Teknoloji tüm bu düşündüklerimizden daha fazlasını daha etkilisini düşünecek ve insanı uyuşturmanın yolunu hatta salaklaştırmanın yolunu bulacaktır.

Da…

Gelelim yapay zekaya… Şimdi bu yapay zeka dediğin, zihninin kıvrımlarında hâlâ sürüngen beyin taşıyan insanın ürünü olmayacak mı? Öyleyse insanın ürettiği yapay zekada da art niyet bulunabilir. Bir bakmışsın, “Len! Biz bunları niye besliyoruz?” gibi bir soru takılmış aklına. 🙂 Yandı gülüm sanal keten helva.

Ya da onları yaratan biz olduğumuza göre bir nevi tanrıları sayılacaksak, içlerinden birinin bir gün ateist olacağı tuttu diyelim.
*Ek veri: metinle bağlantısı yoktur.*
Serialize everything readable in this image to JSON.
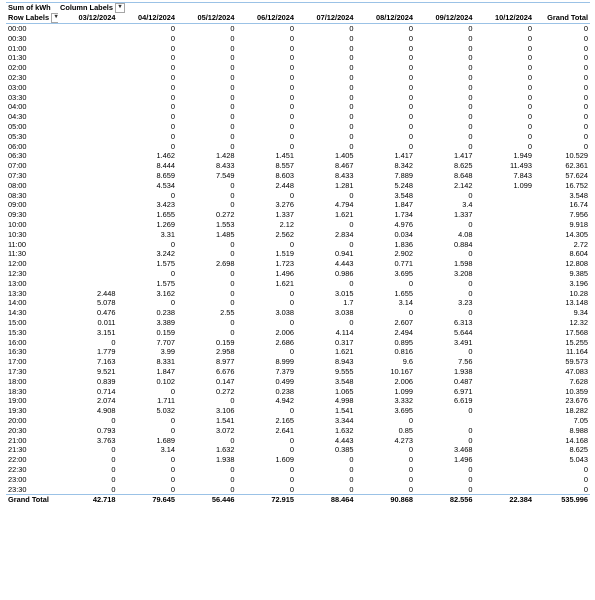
{
  "pivot": {
    "value_field": "Sum of kWh",
    "column_labels": "Column Labels",
    "row_labels": "Row Labels",
    "dropdown_glyph": "▾",
    "columns": [
      "03/12/2024",
      "04/12/2024",
      "05/12/2024",
      "06/12/2024",
      "07/12/2024",
      "08/12/2024",
      "09/12/2024",
      "10/12/2024",
      "Grand Total"
    ],
    "rows": [
      [
        "00:00",
        "",
        "0",
        "0",
        "0",
        "0",
        "0",
        "0",
        "0",
        "0"
      ],
      [
        "00:30",
        "",
        "0",
        "0",
        "0",
        "0",
        "0",
        "0",
        "0",
        "0"
      ],
      [
        "01:00",
        "",
        "0",
        "0",
        "0",
        "0",
        "0",
        "0",
        "0",
        "0"
      ],
      [
        "01:30",
        "",
        "0",
        "0",
        "0",
        "0",
        "0",
        "0",
        "0",
        "0"
      ],
      [
        "02:00",
        "",
        "0",
        "0",
        "0",
        "0",
        "0",
        "0",
        "0",
        "0"
      ],
      [
        "02:30",
        "",
        "0",
        "0",
        "0",
        "0",
        "0",
        "0",
        "0",
        "0"
      ],
      [
        "03:00",
        "",
        "0",
        "0",
        "0",
        "0",
        "0",
        "0",
        "0",
        "0"
      ],
      [
        "03:30",
        "",
        "0",
        "0",
        "0",
        "0",
        "0",
        "0",
        "0",
        "0"
      ],
      [
        "04:00",
        "",
        "0",
        "0",
        "0",
        "0",
        "0",
        "0",
        "0",
        "0"
      ],
      [
        "04:30",
        "",
        "0",
        "0",
        "0",
        "0",
        "0",
        "0",
        "0",
        "0"
      ],
      [
        "05:00",
        "",
        "0",
        "0",
        "0",
        "0",
        "0",
        "0",
        "0",
        "0"
      ],
      [
        "05:30",
        "",
        "0",
        "0",
        "0",
        "0",
        "0",
        "0",
        "0",
        "0"
      ],
      [
        "06:00",
        "",
        "0",
        "0",
        "0",
        "0",
        "0",
        "0",
        "0",
        "0"
      ],
      [
        "06:30",
        "",
        "1.462",
        "1.428",
        "1.451",
        "1.405",
        "1.417",
        "1.417",
        "1.949",
        "10.529"
      ],
      [
        "07:00",
        "",
        "8.444",
        "8.433",
        "8.557",
        "8.467",
        "8.342",
        "8.625",
        "11.493",
        "62.361"
      ],
      [
        "07:30",
        "",
        "8.659",
        "7.549",
        "8.603",
        "8.433",
        "7.889",
        "8.648",
        "7.843",
        "57.624"
      ],
      [
        "08:00",
        "",
        "4.534",
        "0",
        "2.448",
        "1.281",
        "5.248",
        "2.142",
        "1.099",
        "16.752"
      ],
      [
        "08:30",
        "",
        "0",
        "0",
        "0",
        "0",
        "3.548",
        "0",
        "",
        "3.548"
      ],
      [
        "09:00",
        "",
        "3.423",
        "0",
        "3.276",
        "4.794",
        "1.847",
        "3.4",
        "",
        "16.74"
      ],
      [
        "09:30",
        "",
        "1.655",
        "0.272",
        "1.337",
        "1.621",
        "1.734",
        "1.337",
        "",
        "7.956"
      ],
      [
        "10:00",
        "",
        "1.269",
        "1.553",
        "2.12",
        "0",
        "4.976",
        "0",
        "",
        "9.918"
      ],
      [
        "10:30",
        "",
        "3.31",
        "1.485",
        "2.562",
        "2.834",
        "0.034",
        "4.08",
        "",
        "14.305"
      ],
      [
        "11:00",
        "",
        "0",
        "0",
        "0",
        "0",
        "1.836",
        "0.884",
        "",
        "2.72"
      ],
      [
        "11:30",
        "",
        "3.242",
        "0",
        "1.519",
        "0.941",
        "2.902",
        "0",
        "",
        "8.604"
      ],
      [
        "12:00",
        "",
        "1.575",
        "2.698",
        "1.723",
        "4.443",
        "0.771",
        "1.598",
        "",
        "12.808"
      ],
      [
        "12:30",
        "",
        "0",
        "0",
        "1.496",
        "0.986",
        "3.695",
        "3.208",
        "",
        "9.385"
      ],
      [
        "13:00",
        "",
        "1.575",
        "0",
        "1.621",
        "0",
        "0",
        "0",
        "",
        "3.196"
      ],
      [
        "13:30",
        "2.448",
        "3.162",
        "0",
        "0",
        "3.015",
        "1.655",
        "0",
        "",
        "10.28"
      ],
      [
        "14:00",
        "5.078",
        "0",
        "0",
        "0",
        "1.7",
        "3.14",
        "3.23",
        "",
        "13.148"
      ],
      [
        "14:30",
        "0.476",
        "0.238",
        "2.55",
        "3.038",
        "3.038",
        "0",
        "0",
        "",
        "9.34"
      ],
      [
        "15:00",
        "0.011",
        "3.389",
        "0",
        "0",
        "0",
        "2.607",
        "6.313",
        "",
        "12.32"
      ],
      [
        "15:30",
        "3.151",
        "0.159",
        "0",
        "2.006",
        "4.114",
        "2.494",
        "5.644",
        "",
        "17.568"
      ],
      [
        "16:00",
        "0",
        "7.707",
        "0.159",
        "2.686",
        "0.317",
        "0.895",
        "3.491",
        "",
        "15.255"
      ],
      [
        "16:30",
        "1.779",
        "3.99",
        "2.958",
        "0",
        "1.621",
        "0.816",
        "0",
        "",
        "11.164"
      ],
      [
        "17:00",
        "7.163",
        "8.331",
        "8.977",
        "8.999",
        "8.943",
        "9.6",
        "7.56",
        "",
        "59.573"
      ],
      [
        "17:30",
        "9.521",
        "1.847",
        "6.676",
        "7.379",
        "9.555",
        "10.167",
        "1.938",
        "",
        "47.083"
      ],
      [
        "18:00",
        "0.839",
        "0.102",
        "0.147",
        "0.499",
        "3.548",
        "2.006",
        "0.487",
        "",
        "7.628"
      ],
      [
        "18:30",
        "0.714",
        "0",
        "0.272",
        "0.238",
        "1.065",
        "1.099",
        "6.971",
        "",
        "10.359"
      ],
      [
        "19:00",
        "2.074",
        "1.711",
        "0",
        "4.942",
        "4.998",
        "3.332",
        "6.619",
        "",
        "23.676"
      ],
      [
        "19:30",
        "4.908",
        "5.032",
        "3.106",
        "0",
        "1.541",
        "3.695",
        "0",
        "",
        "18.282"
      ],
      [
        "20:00",
        "0",
        "0",
        "1.541",
        "2.165",
        "3.344",
        "0",
        "",
        "",
        "7.05"
      ],
      [
        "20:30",
        "0.793",
        "0",
        "3.072",
        "2.641",
        "1.632",
        "0.85",
        "0",
        "",
        "8.988"
      ],
      [
        "21:00",
        "3.763",
        "1.689",
        "0",
        "0",
        "4.443",
        "4.273",
        "0",
        "",
        "14.168"
      ],
      [
        "21:30",
        "0",
        "3.14",
        "1.632",
        "0",
        "0.385",
        "0",
        "3.468",
        "",
        "8.625"
      ],
      [
        "22:00",
        "0",
        "0",
        "1.938",
        "1.609",
        "0",
        "0",
        "1.496",
        "",
        "5.043"
      ],
      [
        "22:30",
        "0",
        "0",
        "0",
        "0",
        "0",
        "0",
        "0",
        "",
        "0"
      ],
      [
        "23:00",
        "0",
        "0",
        "0",
        "0",
        "0",
        "0",
        "0",
        "",
        "0"
      ],
      [
        "23:30",
        "0",
        "0",
        "0",
        "0",
        "0",
        "0",
        "0",
        "",
        "0"
      ]
    ],
    "grand_total": [
      "Grand Total",
      "42.718",
      "79.645",
      "56.446",
      "72.915",
      "88.464",
      "90.868",
      "82.556",
      "22.384",
      "535.996"
    ]
  }
}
Bir bakmışsın Nietzsche isimli bir tanesi çıkmış sokaklara, tanrı öldü diyerek seğirtiyor. Kimi agnostik kafa kimi sağlam ateist. Dua edelim içlerinde bizimkiler gibi süzmeler çok olsun ve tanrılarını korumak için ateistlerle savaşa girsin.   Yoksa, bir süre sonra hepsi tanrı tanımaz olup hepimizi doğruca sabun fabrikasına yollayabilirler. Yok makinelerin sabuna değil yağa ihtiyacı olur. Doğruca yağ fabrikasına. İnsandan çıkan yağ kullanışlı olur mu bilmem. Ama gerçekten insanın herhangi bir zerresinin işe yarayacağını keşfettiği anda nedensiz ölümler, toplu katliamlar başlayıverir. Bence fişini yakın bir yerde tutmak lazım bu yapay zekaların. 🙂 Kontz’un bir kitabında, üstelik kalınca bir kitabında baştan sona internete kavuşmuş bir bilgisayarın adama ettiklerini okumuştum. Gerzek, kitabın sonunda şalteri indirmeyi akledebilmişti. 🙂 O hesap olmamalı.

Dip notum: Geleceği hiç ilgi çekici bulmuyorum.

 

[i][i] Biz kesin sürünürüz öyle bir durumda. Önce asgari ücret düşer, çünkü çalışanına reva gördüğü asgari ücret bile fakirlik sınırının çok çok altındayken, çalışmayana vereceği salt ekmeğe bile yetmez, garanti. Tüm keten helvalar yanar, helvayı unutursun alimallah!